Let the primal problem be to determine the feasibility of the system $f_0 =0, f_i(x) \le 0$ for $i=1, 2, \dots, m$ and
$h_i(x)=0$ for $i = 1, 2, \dots, m$.The dual problem associated with this is to maximize $g(\lambda, v) =
\inf_{x \in D}(\lambda^Tf(x) + v^Th(x))$.The optimal value of the dual problem is given by
$d^* =
\begin{cases}
\infty, & \text{ if } \space\lambda \ge 0, g(\lambda, v)\gt 0 \text{ is feasible } \\[2ex]
0, & \text{ if } \space\lambda \ge 0, g(\lambda, v)\gt 0 \text{ is infeasible }
\end{cases}$
Why is the optimal value of the dual problem given as $d^*$? Why does $g(\lambda, v) \gt 0$ have to be feasible or infeasible? Why can't we have $g(\lambda, v) \le 0$ in any situation? If $g \lt 0$ then how can $d^*=0$?
Below is the full text from where this is taken. From the book Convex Optimization.
Best Answer
Let $f(x) = (f_1(x), ..., f_m(x))$ and $h(x)=(h_1(x), ..., h_p(x))$. Let $D$ be a set. The primal problem is to find $x \in D$ that satisfies $f(x)\leq 0, h(x)=0$. We say the primal problem is feasible if there is such an $x \in D$.
Define $$ M = \{(\lambda, v) : \lambda \in \mathbb{R}^m, v \in \mathbb{R}^p, \lambda \geq 0\}$$ The dual function $g(\lambda, v)$ should be maximized subject to the constraint $(\lambda, v) \in M$. Define $d^* = \sup_{(\lambda, v) \in M} g(\lambda, v)$. It is not difficult to show that $$d^* = \left\{ \begin{array}{ll} \infty &\mbox{ if the primal is not feasible } \\ 0 & \mbox{ if the primal is feasible} \end{array} \right.$$ So there are only two possibilities for $d^*$ (either $d^*=0$ or $d^*=\infty)$. It follows that if there is a $(\lambda, v) \in M$ such that $g(\lambda, v)>0$, then certainly the supremum of $g(\lambda, v)$ cannot be zero, so the supremum must be $\infty$. Conversely, if there is no $(\lambda, v) \in M$ such that $g(\lambda, v)>0$, then the supremum certainly cannot be $\infty$ and so the supremum must be $0$. Thus $$ d^* = \left\{ \begin{array}{ll} \infty &\mbox{ if there is a $(\lambda, v) \in M$ such that $g(\lambda,v)>0$. } \\ 0 & \mbox{ else} \end{array} \right.$$ This is likely what the equation in your question means.

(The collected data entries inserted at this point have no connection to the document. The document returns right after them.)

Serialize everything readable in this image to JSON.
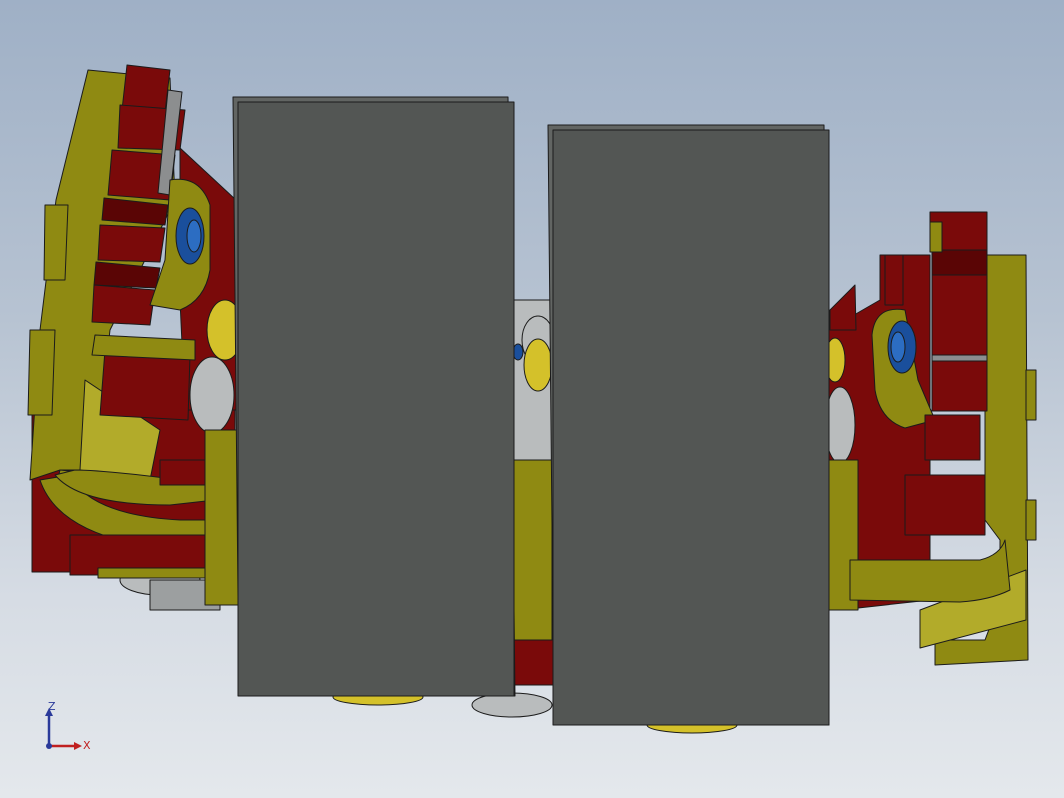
{
  "viewport": {
    "background_top": "#9fb0c6",
    "background_bottom": "#e4e8ec"
  },
  "model": {
    "colors": {
      "frame_yellow": "#8f8a12",
      "frame_yellow_light": "#b2ab2a",
      "frame_yellow_dark": "#6e6a0c",
      "body_red": "#7a0a0a",
      "body_red_dark": "#5a0505",
      "body_red_light": "#93140f",
      "wheel_gray": "#535654",
      "roller_silver": "#b9bcbd",
      "bolt_blue": "#1a4f9c",
      "edge": "#1b1b1b"
    },
    "parts": [
      "left-gripper-assembly",
      "left-wheel",
      "center-hub",
      "right-wheel",
      "right-gripper-assembly"
    ]
  },
  "triad": {
    "icon": "coordinate-axes-icon",
    "z_label": "Z",
    "x_label": "X",
    "z_color": "#2a3a9a",
    "x_color": "#c02020"
  }
}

I agree with Tony S.F. comments that the way of writing $d^*$ in your question (which I think is equivalent to my "second way" of writing $d^*$ above) is a bit unusual. However, in your cut-and-paste it seems the authors use the second way to prove the first way (not the other way round as I suggest above).
Actually it is not a bad way to prove it: The authors observe:
$(\lambda, v) \in M \implies (\alpha \lambda, \alpha v) \in M$ for any real number $\alpha \geq 0$.
$g(\alpha \lambda, \alpha v) = \alpha g(\lambda, v)$ for any real number $\alpha \geq 0$.
$(0,0) \in M$.
So if there is a $(\lambda, v) \in M$ such that $g(\lambda, v)>0$, we observe $\lim_{\alpha\rightarrow\infty}g(\alpha\lambda, \alpha v)\rightarrow \infty$ and so $\sup_{(\lambda, v) \in M} g(\lambda, v) = \infty$. On the other hand if there is no $(\lambda, v) \in M$ for which $g(\lambda, v)>0$ then the supremum must be less than or equal to 0; The supremum cannot be negative because $g(0,0)=0$, and so the supremum must be 0.